Calls to safeguard peace on Khmer Rouge anniversary
#National
Synopsis: Kingdom commemorates the 51st anniversary of the feared Communist regime’s rise to power on April 17, with officials, analysts and opposition parties underscoring the importance of peace, justice, and national reconciliation.
Cambodians remembered the atrocities of the Democratic Kampuchea, better known as the Khmer Rouge, while underscoring the need for peace, justice and national reconciliation, as the country marked the 51st anniversary of the notorious regime’s rise to power on April 17.
The date marked over five decades of the Khmer Rouge’s capture of Phnom Penh, initiating a four-year reign of terror (1975–1979) that killed about 1.5 to 2 million people, or about a fourth of Cambodia’s population.

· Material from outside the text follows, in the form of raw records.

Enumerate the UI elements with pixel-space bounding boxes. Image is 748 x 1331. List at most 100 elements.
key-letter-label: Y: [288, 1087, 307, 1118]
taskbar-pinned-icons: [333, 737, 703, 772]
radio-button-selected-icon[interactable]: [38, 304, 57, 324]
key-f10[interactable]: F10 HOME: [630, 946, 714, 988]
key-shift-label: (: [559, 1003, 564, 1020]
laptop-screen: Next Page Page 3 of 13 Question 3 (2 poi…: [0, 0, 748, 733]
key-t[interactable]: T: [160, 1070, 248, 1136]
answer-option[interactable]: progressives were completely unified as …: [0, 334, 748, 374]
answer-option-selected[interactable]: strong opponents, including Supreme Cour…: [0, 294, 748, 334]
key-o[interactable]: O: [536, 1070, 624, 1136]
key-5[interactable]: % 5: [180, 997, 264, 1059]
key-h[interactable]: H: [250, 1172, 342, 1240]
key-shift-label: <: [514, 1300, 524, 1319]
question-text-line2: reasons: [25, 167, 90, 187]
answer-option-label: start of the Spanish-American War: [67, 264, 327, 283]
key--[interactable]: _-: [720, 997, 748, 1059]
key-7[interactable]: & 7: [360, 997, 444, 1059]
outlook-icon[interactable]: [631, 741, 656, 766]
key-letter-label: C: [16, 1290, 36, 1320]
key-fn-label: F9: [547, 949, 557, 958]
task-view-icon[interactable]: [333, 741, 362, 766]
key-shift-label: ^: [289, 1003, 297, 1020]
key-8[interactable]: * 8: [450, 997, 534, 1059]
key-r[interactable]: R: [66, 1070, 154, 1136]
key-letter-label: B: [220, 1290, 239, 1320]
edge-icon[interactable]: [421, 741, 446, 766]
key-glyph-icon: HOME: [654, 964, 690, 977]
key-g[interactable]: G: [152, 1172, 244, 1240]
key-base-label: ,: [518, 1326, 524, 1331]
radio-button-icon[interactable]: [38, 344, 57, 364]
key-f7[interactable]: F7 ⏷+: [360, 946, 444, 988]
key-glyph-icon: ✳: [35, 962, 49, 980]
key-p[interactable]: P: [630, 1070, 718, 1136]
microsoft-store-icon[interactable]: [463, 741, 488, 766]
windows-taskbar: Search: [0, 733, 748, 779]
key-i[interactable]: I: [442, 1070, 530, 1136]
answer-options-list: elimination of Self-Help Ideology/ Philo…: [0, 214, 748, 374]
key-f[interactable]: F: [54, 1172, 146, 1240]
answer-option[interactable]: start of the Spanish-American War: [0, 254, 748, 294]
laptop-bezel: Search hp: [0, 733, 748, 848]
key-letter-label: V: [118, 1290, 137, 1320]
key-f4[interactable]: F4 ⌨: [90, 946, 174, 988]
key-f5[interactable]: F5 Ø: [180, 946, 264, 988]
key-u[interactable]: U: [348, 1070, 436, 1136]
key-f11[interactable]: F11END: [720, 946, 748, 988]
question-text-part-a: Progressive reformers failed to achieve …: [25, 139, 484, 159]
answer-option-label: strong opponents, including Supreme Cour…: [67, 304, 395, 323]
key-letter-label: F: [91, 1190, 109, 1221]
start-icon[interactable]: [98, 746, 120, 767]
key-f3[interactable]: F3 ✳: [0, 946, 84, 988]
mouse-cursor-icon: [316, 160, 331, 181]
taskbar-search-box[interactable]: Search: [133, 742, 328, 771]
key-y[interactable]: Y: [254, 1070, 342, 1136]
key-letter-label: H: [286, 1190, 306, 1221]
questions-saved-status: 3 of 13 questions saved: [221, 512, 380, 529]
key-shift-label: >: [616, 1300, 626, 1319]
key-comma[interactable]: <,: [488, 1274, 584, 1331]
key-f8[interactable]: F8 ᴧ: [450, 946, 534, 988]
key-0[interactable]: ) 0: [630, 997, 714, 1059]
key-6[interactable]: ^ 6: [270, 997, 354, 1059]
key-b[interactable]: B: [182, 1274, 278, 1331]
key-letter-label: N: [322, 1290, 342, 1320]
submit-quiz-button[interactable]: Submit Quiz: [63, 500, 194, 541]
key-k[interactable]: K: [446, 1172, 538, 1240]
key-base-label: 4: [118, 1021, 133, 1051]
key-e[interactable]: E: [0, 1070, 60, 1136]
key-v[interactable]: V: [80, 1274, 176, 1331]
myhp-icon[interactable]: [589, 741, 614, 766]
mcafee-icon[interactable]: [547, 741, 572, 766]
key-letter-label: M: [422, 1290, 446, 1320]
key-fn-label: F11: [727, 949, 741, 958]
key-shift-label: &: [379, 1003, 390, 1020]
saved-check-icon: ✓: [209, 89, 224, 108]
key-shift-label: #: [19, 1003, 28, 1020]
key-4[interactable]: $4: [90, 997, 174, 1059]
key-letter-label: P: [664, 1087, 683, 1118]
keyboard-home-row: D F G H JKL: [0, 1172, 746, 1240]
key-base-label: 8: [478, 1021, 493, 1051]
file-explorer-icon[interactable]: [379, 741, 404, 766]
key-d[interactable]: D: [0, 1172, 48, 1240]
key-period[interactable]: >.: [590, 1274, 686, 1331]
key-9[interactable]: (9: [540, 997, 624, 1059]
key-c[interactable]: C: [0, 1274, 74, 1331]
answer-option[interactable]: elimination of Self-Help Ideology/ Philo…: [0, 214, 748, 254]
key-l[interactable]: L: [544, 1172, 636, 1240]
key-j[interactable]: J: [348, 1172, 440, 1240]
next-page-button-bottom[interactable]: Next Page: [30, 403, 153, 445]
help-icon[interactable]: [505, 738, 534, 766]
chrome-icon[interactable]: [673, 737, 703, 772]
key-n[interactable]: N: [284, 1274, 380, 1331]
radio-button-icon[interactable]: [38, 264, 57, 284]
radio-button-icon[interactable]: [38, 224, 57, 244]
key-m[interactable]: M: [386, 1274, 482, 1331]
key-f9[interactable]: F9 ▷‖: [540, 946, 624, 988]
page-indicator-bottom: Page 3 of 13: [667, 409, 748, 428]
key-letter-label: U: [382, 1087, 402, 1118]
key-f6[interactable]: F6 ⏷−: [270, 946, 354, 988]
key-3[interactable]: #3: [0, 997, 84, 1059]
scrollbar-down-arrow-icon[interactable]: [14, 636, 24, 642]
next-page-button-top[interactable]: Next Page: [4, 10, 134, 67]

The Documentation Centre of Cambodia (DC-Cam) has extensive records of the Khmer Rouge period (1975–1979). Established in 1995, it has since grown into the world’s largest archive of original materials from the era.
In an anniversary message, Information Minister Neth Pheaktra, a former spokesman for the Extraordinary Chambers in the Courts of Cambodia (ECCC), a “hybrid” court set up in 2006 to try senior leaders of the Khmer Rouge, said the date “brought about one of the darkest tragedies in Cambodia’s history and is a deeply painful day for the entire Khmer nation,” adding that millions lost their lives while many others endured severe suffering.
He said survivors of the regime faced trauma from torture and starvation.
Pheaktra pointed to the liberation of Cambodia on January 7, 1979, led by the Kampuchean United Front for National Salvation with the support of Vietnamese volunteer forces, as “a historic turning point” that saved the nation from genocide.
He credited the “Win-Win policy” of former Prime Minister Hun Sen with dismantling the vestiges of Khmer Rouge political and military structures, bringing what he described as “full peace” to Cambodia.
“We remember the past to protect peace, uphold justice, and build a future free from genocide,” he said.
Pheaktra, former spokesman for the Khmer Rouge Tribunal, which concluded judicial proceedings on September 22, 2022, after 16 years of operation, also recalled the November 2018 verdict in Case 002/02, in which senior Khmer Rouge leaders Nuon Chea and Khieu Samphan were given life in jail.
Samphan is the only surviving Khmer Rouge leader serving life in prison. He was arrested by co-investigating judges of the Khmer Rouge Tribunal on November 19, 2007.
The Tribunal delivered a landmark—though limited—measure of justice by convicting senior Khmer Rouge figures, including Kaing Guek Eav, former head of the S-21 Security Centre, Nuon Chea, and Samphan, for crimes against humanity and genocide committed between 1975 and 1979.
The ruling Cambodian People’s Party marks January 7 as “Victory Day” (or Liberation Day), commemorating the 1979 overthrow of the Khmer Rouge regime, which it regards as the nation’s “second birthday”.
Political scientist Kin Phea said April 17, 1975 marked the end of the US-backed Khmer Republic, as Lon Nol’s soldiers laid down their weapons.
Phea, Director-General of the Royal Academy of Cambodia’s International Relations Institute of Cambodia, added that the Khmer Rouge implemented an unprecedented and unusual governing policy in human history. As a result, nearly two million Cambodians died of disease caused by a lack of medicine and healthcare, starvation, mass killings, or forced overwork.
The political scientist said Pol Pot launched a Four-Year Plan, under which Cambodia pursued its “Super Great Leap Forward” towards socialism by 1979. His goal was to increase rice production to three tonnes per hectare by opening new farming zones in forested and malaria-prone areas in the northeast.
Those forced out of cities were labelled “new people” or “April 17 people”, required to abandon their past, and sent to remote areas to dig canals, build dams, and clear land.
He added that the Khmer Rouge claimed that only “pure” people were fit to build the revolution.
Immediately after taking power, the regime executed thousands of soldiers, officers, and civil servants of the Khmer Republic. Over the next three years, the regime killed hundreds of thousands of intellectuals, urban residents, and ethnic minorities such as the Cham, Vietnamese, and Chinese. Even their own soldiers and party members were labelled spies and killed.
Phea said: “After half a century, I still do not understand why the Khmer Rouge killed their own people and destroyed their own nation to this extent. Was there a foreign force behind it? Was it ideological conflict or personal vendetta? If it was personal, why was it so extreme?”
He added that in Cambodian history, no regime had killed more intellectuals than the Khmer Rouge, which survived only three years, eight months, and 20 days.